Did you know? The famous coin-toss scene was rated as the best movie scene of the decade (2000-2009) by Paste magazine.
4. Short Cuts (1993, dir. Robert Altman)
Using nine short stories and a poem by Raymond Carver, Robert Altman spun together a three-hour drama with a cast of over 20 main characters exploring the interconnectivity of the lives of seemingly dissociated people. The result is an epic about chance and the drama lurking beneath the surfaces of ordinary lives, and while it was not a huge commercial success, many critics, including the Chicago Tribune’s late Gene Siskel, named it one of the best films of the year.
Did you know? The film inspired Paul Thomas Anderson’s critically acclaimed film Magnolia, and both films coincidentally feature Academy Award-winning actress Julianne Moore as part of the main cast.
3. Blade Runner (1982, dir. Ridley Scott)
Ridley Scott made a number of changes to Philip K. Dick’s 1968 novel Do Androids Dream of Electric Sheep? when creating his adaptation, shifting Dick’s future-vision from 1992 San Francisco to 2019 Los Angeles and incorporating a more ambiguous ending. Although Scott’s noir aesthetic owes a debt to the American pulp novels of the 1930s, his sci-fi genre fusion is entirely unique, and oddly prescient, as we see the overly-lit, yet somehow still gray, façade of his metropolis more and more closely come to represent reality with each passing year.
Did you know? The famous “Tears in the rain” speech was improvised by actor Rutger Hauer.
2. Stand By Me (1986, dir. Rob Reiner)
I could have selected any number of Stephen King adaptations for this list: from the prison dramas of The Shawshank Redemption and The Green Mile, to the horror of Carrie, Misery, and The Shining. There is no writer who has had more of an impact on 20th century American cinema than King. And yet, Stand By Me, adapted from King’s novella The Body, is perhaps the most universal of all of these. Brilliantly acted by its teenage cast, and wonderfully directed by Rob Reiner, Stand By Me is a nostalgic look back at childhood and 1950’s America, which ultimately builds to a more substantial meditation on loss of innocence, fracturing relationships, and the struggle of social mobility.

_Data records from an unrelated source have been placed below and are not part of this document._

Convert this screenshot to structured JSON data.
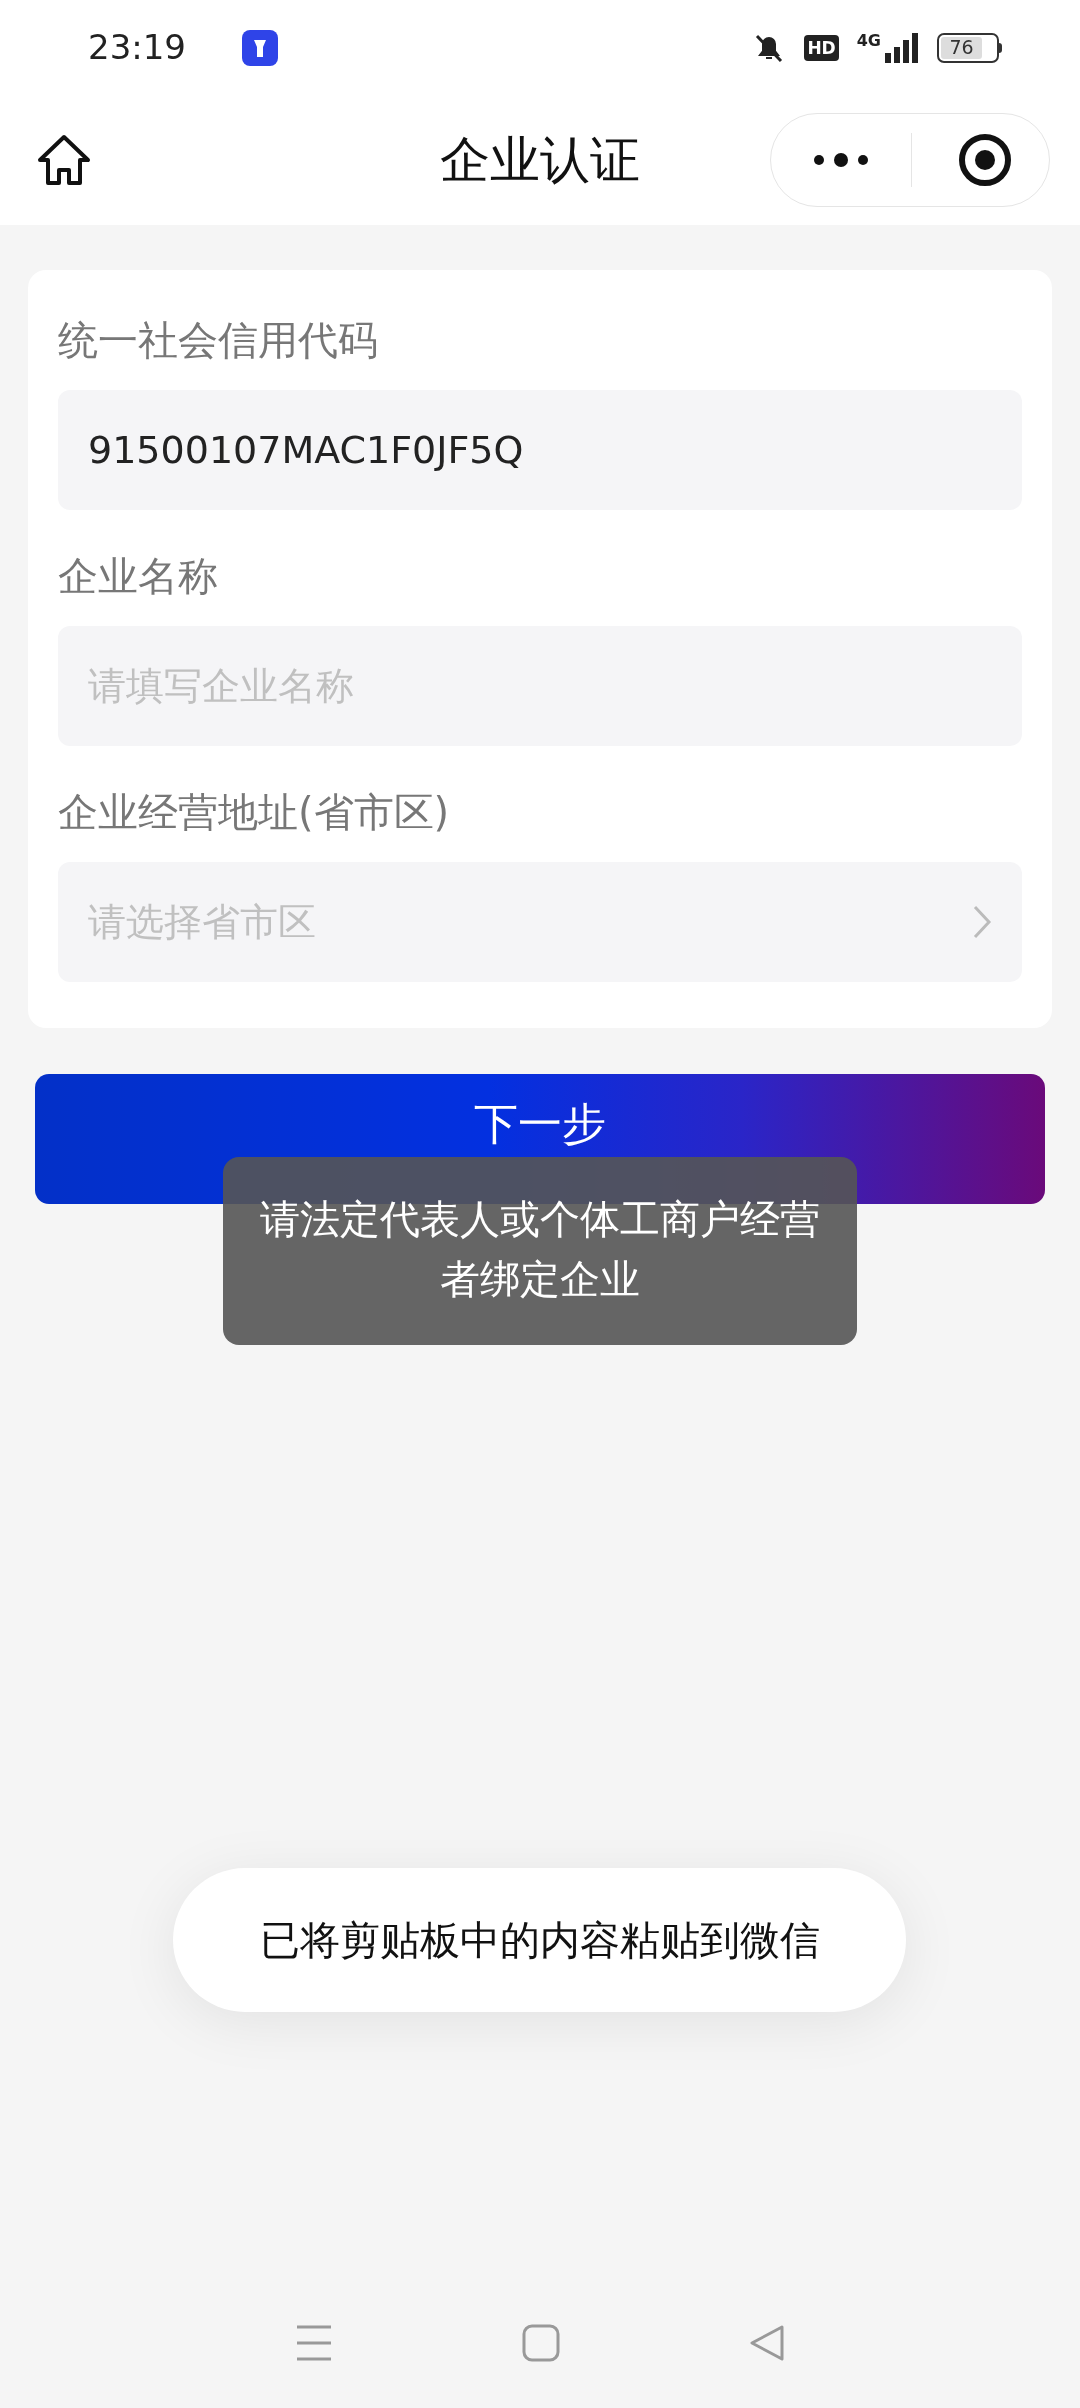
{
  "status_bar": {
    "time": "23:19",
    "battery": "76",
    "network": "4G",
    "hd": "HD"
  },
  "header": {
    "title": "企业认证"
  },
  "form": {
    "fields": [
      {
        "kind": "input",
        "label": "统一社会信用代码",
        "value": "91500107MAC1F0JF5Q"
      },
      {
        "kind": "input",
        "label": "企业名称",
        "placeholder": "请填写企业名称"
      },
      {
        "kind": "select",
        "label": "企业经营地址(省市区)",
        "placeholder": "请选择省市区"
      }
    ]
  },
  "next_button": {
    "label": "下一步"
  },
  "toast": {
    "message": "请法定代表人或个体工商户经营者绑定企业"
  },
  "clipboard_notice": {
    "message": "已将剪贴板中的内容粘贴到微信"
  }
}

Did you know? Rob Reiner also directed the film adaptation of Stephen King’s Misery. King was so impressed with Reiner’s work on Stand By Me that he agreed to sell the rights to Misery only if Reiner would direct.
1. The Wizard of Oz (1939, dir. Victor Fleming)
The production of the iconic 1939 adaptation of L. Frank Baum’s The Wonderful Wizard of Oz is legendary in itself for being absolutely disastrous: the film went through five directors; Margaret Hamilton, who played the Wicked Witch, was seriously burned and spent six weeks in hospital; and the original Tin Man had to be replaced after the aluminum powder make-up he wore, and breathed in every day during filming, ended up coating his lungs. And yet, in a production in which everything went wrong, the end result somehow turned out perfectly. All great adaptations take their source material as a starting point and develop them into something more, and so it is with The Wizard of Oz which adds to Baum’s classic original such flourishes as the brilliant line “Pay no attention to that man behind the curtain,” and, of course, the immortal songs by Harold Arlen and E. Y. Harburg. They just don’t make them like they used to….
Did you know? The famous scene in which Dorothy transforms from black-and-white to color in a single take was achieved by painting a body double in sepia-tone paint and having her move off-camera briefly before Judy Garland emerged in full-color.